Keywords

1 Introduction

Process Mining (PM) aims to discover, monitor and enhance processes using information extracted from event logs [2]. There exist mature academic and commercial process mining techniques and tools that provide analyses over event log data. The use of these tools, however, requires knowledge of the technology itself and is mostly done by technical teams (process analysts, data scientists and alike).

To make process mining more ubiquitous, i.e., accessible on a daily basis by non-technical teams, we propose a natural language conversational interface. Business level and operations teams, for example, can take great benefit from the insights produced by process mining tools when accessed through such an intuitive conversational interface.

In spite of recent advances in Natural Language Processing (NLP), understanding the semantics of a natural language question and translating it to a correct corresponding logical query is still a challenging task. Problems such as ambiguity (same natural language expression having multiple interpretations) and variability (many different expressions having the same meaning) are yet difficult to handle. Context awareness brings yet another level of complexity to the task, as the meaning of a natural language question may depend on previous questions and responses.

The main objective of this ongoing research is to propose, implement and evaluate an architecture for a process mining natural language conversational interface that takes questions in natural language and translates them to logical queries that can be run against existing process mining tools. The contributions presented in this paper are:

  • Introduce a reference architecture for a process mining natural language conversational interface

  • Propose an abstract logical representation for process mining queries that is, on the one hand, independent of the underlying concrete process mining tool and, on the other, mappable to its API calls

  • An initial collection and categorization of natural language process mining questions aiming to create a public dataset

  • A proof of concept of the proposed architecture, including integration to a commercial tool (Everflow Process MiningFootnote 1) through its (RESTful) API

The remainder of this paper is organized as follows. Section 2 reviews related work. Section 3 introduces the proposed architecture. Section 4 describes the PM question dataset under construction. Section 5 presents the conducted proof of concept. Section 6 concludes this paper and points out future work and directions.

2 Related Work

Natural Language Interfaces to Databases. From the many existing NLP applications, the ones that are mostly related to this research are the so called Natural Language Interfaces to Databases (NLIDB). The main objective of NLIDB is to enable users who are not familiar with complex query languages such as SQL to easily formulate queries over information stored in databases using natural language.

Even though NLIDB is not a new research topic, recent advances in natural language processing have raised its importance and popularity during the last decade [3]. Current methods differ in the use of natural language itself (from queries restrictedly written according to specific grammatical constraints to full natural language sentences), as well as in the technical approaches used to parse and convert them to a machine-readable format such as SQL or SPARQL. Most common parsing techniques are based on rule matching or machine learning. In either case, the types of queries that can be handled by the system are limited either by the set of rules, in the first case, or by the training data in the second.

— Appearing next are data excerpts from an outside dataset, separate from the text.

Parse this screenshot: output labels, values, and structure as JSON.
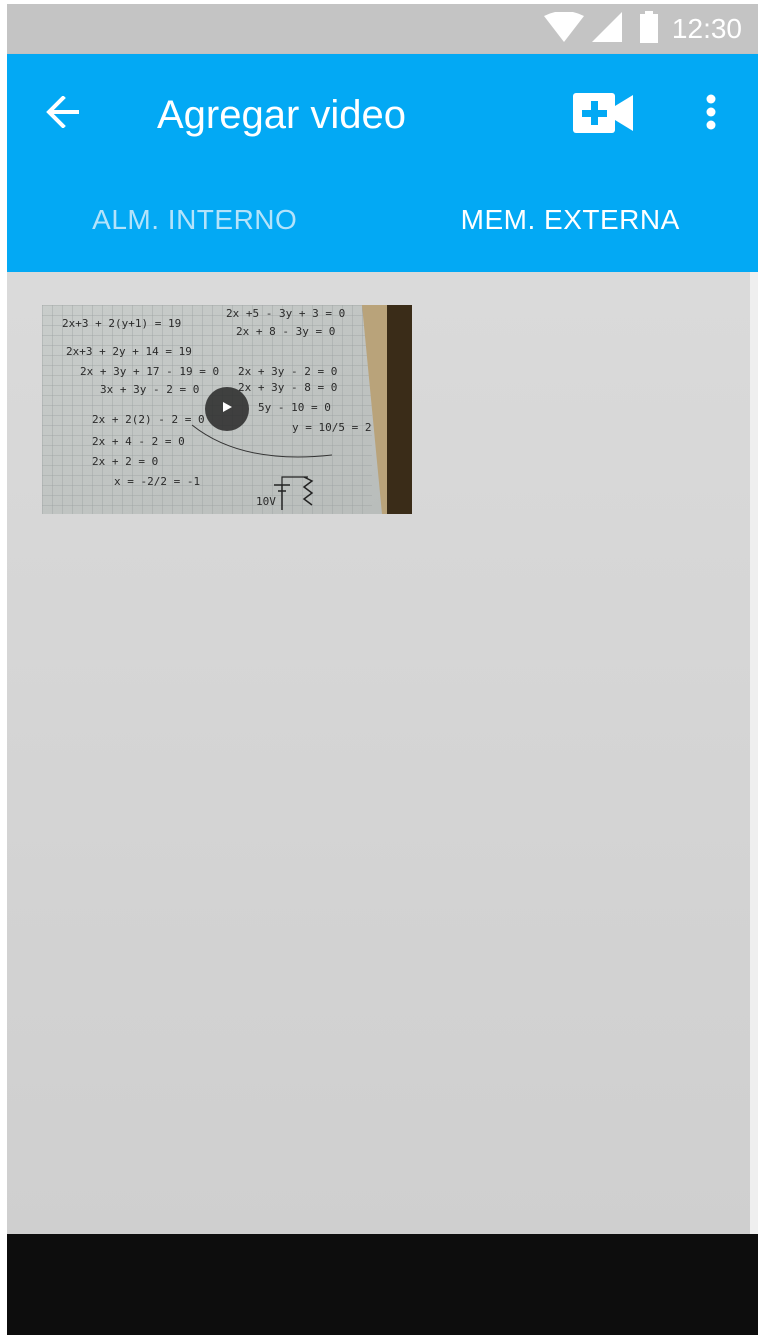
{
  "status_bar": {
    "time": "12:30",
    "icons": [
      "wifi-icon",
      "cell-signal-icon",
      "battery-icon"
    ]
  },
  "toolbar": {
    "title": "Agregar video",
    "back_icon": "arrow-back-icon",
    "add_video_icon": "video-add-icon",
    "overflow_icon": "more-vert-icon"
  },
  "tabs": [
    {
      "label": "ALM. INTERNO",
      "selected": false
    },
    {
      "label": "MEM. EXTERNA",
      "selected": true
    }
  ],
  "videos": [
    {
      "thumbnail": "handwritten-math-notes",
      "play_icon": "play-icon"
    }
  ],
  "colors": {
    "app_bar": "#03a9f4",
    "status_bar": "#c4c4c4",
    "content_bg": "#d8d8d8",
    "nav_bar": "#0d0d0d",
    "tab_inactive_text": "#b3e3fb",
    "tab_active_text": "#ffffff"
  }
}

While most of the existing NLIDB methods are designed to handle queries over any domain (metadata and/or domain ontologies are usually taken as input to map domain terminology to database entities), using specific process mining domain knowledge yields context to the design of a potentially more robust natural language interface.

Natural Language Processing Applications in Business Process Management and Process Mining. One of the most important applications of NLP techniques to the Business Process Management (BPM) domain is the extraction of process models from natural language text [4]. Other existing applications of NLP to BPM include the automatic generation of textual descriptions from process models [6] and the comparison of process models to textual descriptions [9]. In [1], the authors discuss future challenges for NLP applications in the BPM field, including the use of conversational systems to support the execution of business processes.

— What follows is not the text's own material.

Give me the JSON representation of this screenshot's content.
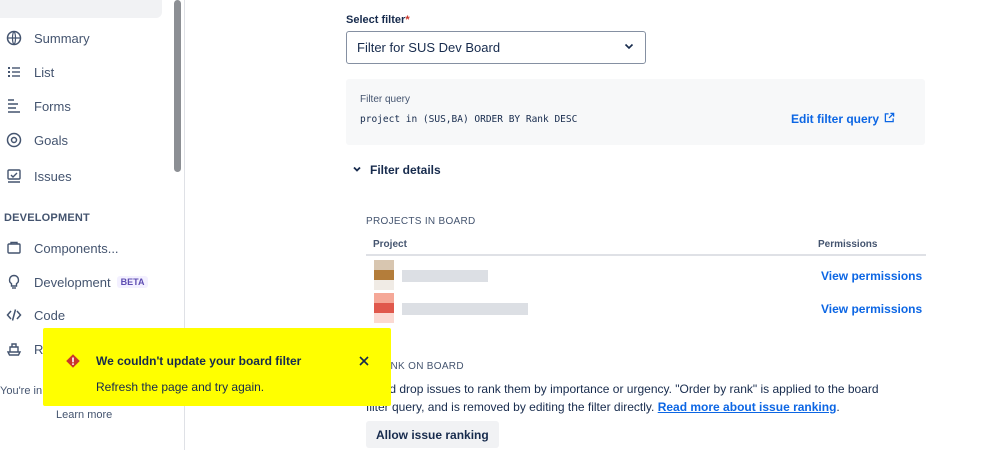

Most related to our research is the work presented in [5], where the authors propose a method to answer natural language queries over process automation event logs. The method extends the ATHENA NLIDB system [8] to translate natural language queries to queries over process execution data (event logs) stored in Elasticsearch.

Existing process mining techniques and tools can provide automatic analysis over event log data, which can be used to answer high-level user questions. To the best of our knowledge, this is the first research work aiming to automatically understand and answer natural language questions over process mining data and analyses.

3 Proposed Method

Our proposed method can be best described by the architecture depicted in Fig. 1. In broad terms, it can be viewed as a pipeline moving from top to bottom. The input is a question in regular natural language (in our case, English). Questions can be provided as text or speech - planned future work includes an Automatic Speech Recognition module, which will provide “speech-to-text” functionality.

Fig. 1.
figure 1

Process Mining Natural Language Querying Interface Architecture Overview

To close the pipeline, we envision Response Generation and Text to Speech modules to provide a conversational response to the user. In the scope of this work, this response was simplified and corresponds to a piece of information directly derived from the call to the PM Tool’s API. The following sections detail the modules responsible for understanding the input natural language question and mapping it to an API call.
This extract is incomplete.